The publication of James Connolly’s Labour in Irish History 100 years ago this year was a landmark in the development of a socialist and Marxist understanding of Irish history. In this book James Connolly sought to outline the key social struggles of Irish working people uniting all religions and to explain why the struggle for national liberation against British imperialism was inherently linked with these movements.
In the conclusion of the book Connolly pointed out that “the Irish working class remain as the incorruptible inheritors of the struggle for freedom in Ireland” and that the “whole long age-long fight of the Irish people against their oppressors resolves itself into a fight for the mastery of the means of life, the sources of production in Ireland”. For him, only a socialist movement of a united working class, could end the exploitation and oppression of the British capitalist class in Ireland and ultimately resolve the national question.
Despite writing in isolation, these ideas echo the theory of the permanent revolution that had been developed by Leon Trotsky in the aftermath of the 1905 revolution in Russia. Given that it was tied by a thousand strings through co-investments with landlordism and imperialism, Trotsky explained that Russian capitalism was both unable and unwilling to challenge the existing Tsarist social and political order in revolutionary struggle. The Russian capitalists also feared that this struggle would result in the working class challenging them in a struggle against poverty and for social and democratic rights. In this respect, James Connolly argued that the Irish capitalist class were no different to their Russian counter- parts – they too feared the struggles of the Irish working class and peasantry and in the last analysis would betray them.
One notable example that Connolly provides of this was during the reign of the parliament of Henry Grattan in the latter half of the 18th century. In response to the threat of a French invasion in 1778, the Irish Volunteers were formed. This force was to grow to 80,000 armed citizen soldiers and in 1882 it became a tool used by the Irish parliament, which sat in College Green, to extract the concession of free trade from the British parliament.

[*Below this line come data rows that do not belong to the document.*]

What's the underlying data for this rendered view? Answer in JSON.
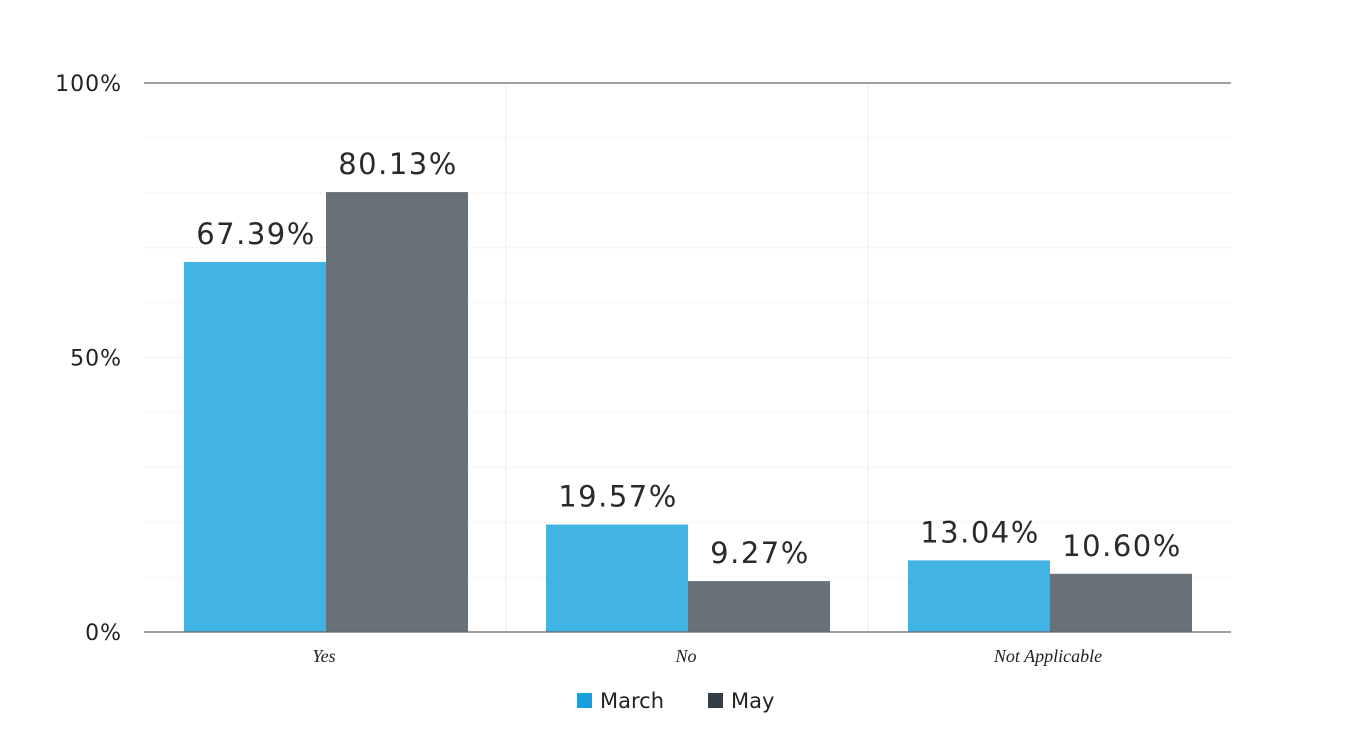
{
  "chart_data": {
    "type": "bar",
    "categories": [
      "Yes",
      "No",
      "Not Applicable"
    ],
    "series": [
      {
        "name": "March",
        "values": [
          67.39,
          19.57,
          13.04
        ],
        "labels": [
          "67.39%",
          "19.57%",
          "13.04%"
        ],
        "color": "#42b4e4",
        "legend_color": "#1a9edb"
      },
      {
        "name": "May",
        "values": [
          80.13,
          9.27,
          10.6
        ],
        "labels": [
          "80.13%",
          "9.27%",
          "10.60%"
        ],
        "color": "#687078",
        "legend_color": "#353d45"
      }
    ],
    "y_ticks": [
      {
        "value": 0,
        "label": "0%"
      },
      {
        "value": 50,
        "label": "50%"
      },
      {
        "value": 100,
        "label": "100%"
      }
    ],
    "ylim": [
      0,
      100
    ],
    "minor_gridline_step": 10,
    "grid": true,
    "legend_position": "bottom-center",
    "title": "",
    "xlabel": "",
    "ylabel": ""
  }
}
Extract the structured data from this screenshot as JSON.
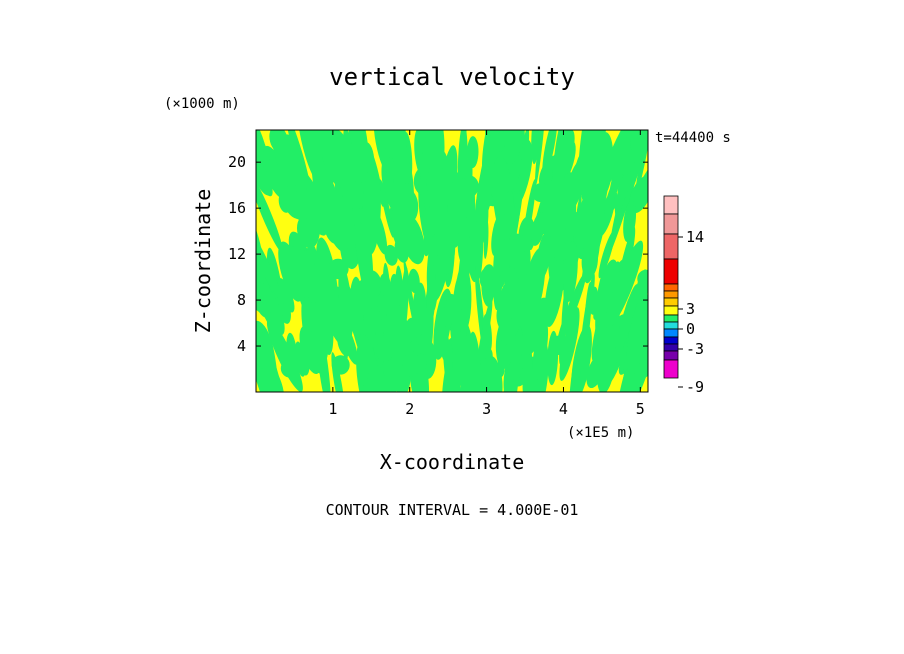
{
  "chart_data": {
    "type": "heatmap",
    "title": "vertical velocity",
    "xlabel": "X-coordinate",
    "ylabel": "Z-coordinate",
    "x_unit": "(×1E5 m)",
    "y_unit": "(×1000 m)",
    "time_label": "t=44400 s",
    "footer": "CONTOUR INTERVAL = 4.000E-01",
    "xlim": [
      0,
      5.1
    ],
    "ylim": [
      0,
      22.8
    ],
    "x_ticks": [
      1,
      2,
      3,
      4,
      5
    ],
    "y_ticks": [
      4,
      8,
      12,
      16,
      20
    ],
    "field_colors": {
      "negative": "#22ee66",
      "positive": "#ffff11"
    },
    "field_description_values": {
      "min_shown": -0.4,
      "max_shown": 0.4
    },
    "colorbar": {
      "tick_labels": [
        "14",
        "3",
        "0",
        "-3",
        "-9"
      ],
      "segments": [
        {
          "color": "#ffc0c0"
        },
        {
          "color": "#f09898"
        },
        {
          "color": "#ee6666"
        },
        {
          "color": "#ee0000"
        },
        {
          "color": "#ff6600"
        },
        {
          "color": "#ff9900"
        },
        {
          "color": "#ffcc00"
        },
        {
          "color": "#ffff11"
        },
        {
          "color": "#22ee66"
        },
        {
          "color": "#22dddd"
        },
        {
          "color": "#0088ff"
        },
        {
          "color": "#0000cc"
        },
        {
          "color": "#3300aa"
        },
        {
          "color": "#7700aa"
        },
        {
          "color": "#ee00cc"
        }
      ]
    }
  }
}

However Grattan and his ilk quickly disassociated themselves from the volunteers when they demanded universal suffrage in electtions to the parliament. Connolly summed up what happened when the British authorities sought to disarm the volunteers: “the working men fought, the capitalists sold out, and the lawyers bluffed”.
An important lesson for today, that Connolly draws out in the book, is the common oppression and misery of Catholic and Protestant working people and how this would ultimately lead to common struggle. He points to the development of the Oakboys and Whiteboys in the 18th century where protestant and Catholic peasants began to struggle against landlordism. The ultimate expression of this was to find itself in the rebellion of 1798 led by the United Irishmen, a rebellion that was inspired by the ideals of the French Revolution of 1789. The defeat of the 1798 was followed by an uprising led by Robert Emmet in 1803. Connolly points to the key role played by the working class during the rebellion in places such as the Liberties in Dublin. He contrasts this with the treacherous role played by the capitalist establishment in Ireland in 1798 and quotes United Irishmen leader Henry Joy McCracken who, in the aftermath of the rebellion, wrote “These are the times that try men’s souls – you will, no doubt, hear a great number of stories respecting the situation of this county. Its present unfortunate state is entirely owing to treachery. The rich always betray the poor.” One of those who was to fight in suppressing the rebellion of 1803 was “the great Liberator”, Daniel O’Connell.
In a later chapter, Connolly is scathing in his assessment of O’Connell, clearly illustrating his anti-working class outlook. The latter was to support the reactionary Whig government when he was elected as an MP in the 1830s. He used this position to attack trade unions in Ireland and opposed legislation in 1838 which sought to shorten the hours worked by children. Again, when writing of the 1848 rebellion led by the Young Irelanders, he points to very real limitations of its middle class leadership. At the height of the famine, they refused to link the social struggles of the peasants in with the national struggle. In one instance, one of its leaders, William Smith O’Brien attacked peasants for felling trees in order to build barricades because they had not sought the permission of the landlords. Some of the key themes that Connolly develops in this socialist classic have enormous relevance for today for workers in Ireland and for the working class and oppressed who are seeking to end national oppression throughout the world. Despite all the rhetoric of the Celtic Tiger Irish capitalism has not overcome the historical weakness which Connolly described.
The rise in sectarianism in Northern Ireland shows the failure of the capitalist establishment to resolve the national question. Connolly wrote in Labour in Irish History “revolutions are not the products of our brains, but of ripe material conditions”.
The material conditions created by capitalism on this island will create the basis for the building of a workers movement based on the socialist ideas that Connolly defended throughout his life. Such a movement can end sectarianism, oppression and capitalism in Ireland. This is why the central ideas contained in this book can, and remain, a guide to action for the socialist movement today and why it is such a recommended read.